Another candidate without these weaknesses is a Binary Space Partition, which can handle arbitrary dimensions. BSPs use (hyper)planes of dimension n-1 to recursively split n-d space. A tree describes the logical relationship of the planes. In this application, you'll need 3 planes per tuple. The intersection of the "True" half-spaces induced by by the planes will be the True semi-infinite prism corresponding to the tuple. Querying a needle is traversing the tree to determine if you're inside any of the prisms. Average case behavior of BSPs is very good, but worst case size of the tree is terrible: O(n) search time over a tree of size O(2^n). In real applications, tricks are used to find BSPs of modest size at creation time, starting with randomizing insertion order.

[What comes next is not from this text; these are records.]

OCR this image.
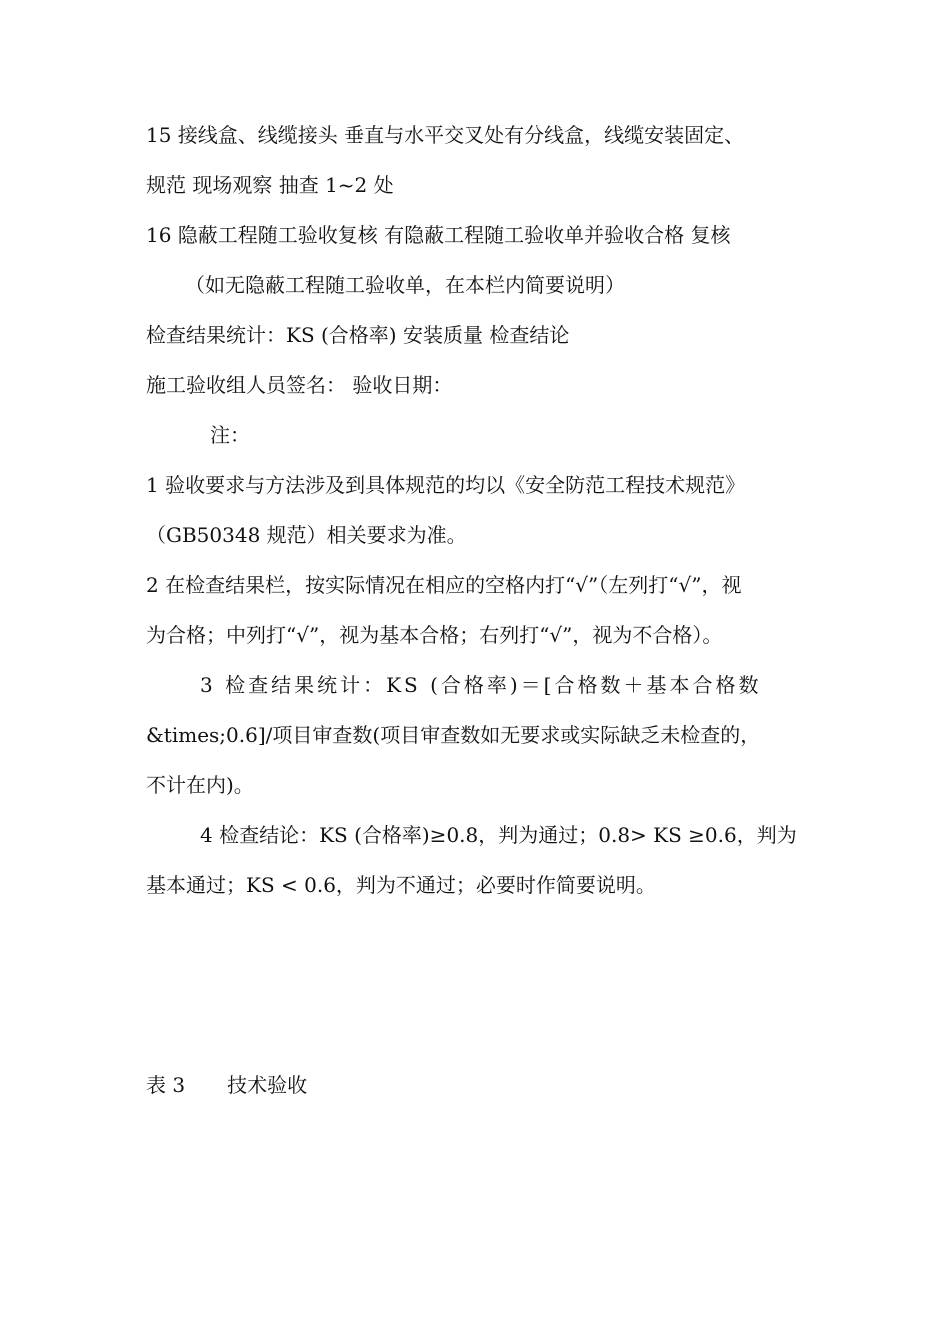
15 接线盒、线缆接头 垂直与水平交叉处有分线盒，线缆安装固定、
规范 现场观察 抽查 1~2 处
16 隐蔽工程随工验收复核 有隐蔽工程随工验收单并验收合格 复核
（如无隐蔽工程随工验收单，在本栏内简要说明）
检查结果统计：KS (合格率) 安装质量 检查结论
施工验收组人员签名： 验收日期：
注：
1 验收要求与方法涉及到具体规范的均以《安全防范工程技术规范》
（GB50348 规范）相关要求为准。
2 在检查结果栏，按实际情况在相应的空格内打“√”（左列打“√”，视
为合格；中列打“√”，视为基本合格；右列打“√”，视为不合格）。
3 检查结果统计：KS (合格率)＝[合格数＋基本合格数
&times;0.6]/项目审查数(项目审查数如无要求或实际缺乏未检查的，
不计在内)。
4 检查结论：KS (合格率)≥0.8，判为通过；0.8> KS ≥0.6，判为
基本通过；KS < 0.6，判为不通过；必要时作简要说明。
表 3 技术验收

K-d trees are another tree-based space partitioning scheme that could be adapted to this problem. This will take some work, though, because most presentations of k-d trees are concerned with searching for points, not representing regions. They'd have the same worst case behavior as BSPs.

The other bad news is that these algorithms aren't well-suited to tuples much bigger than 3. Trees quickly become too big. Searching high dimensional spaces is hard and a topic of active research. However, since you didn't say anything about tuple length, I'll stop here.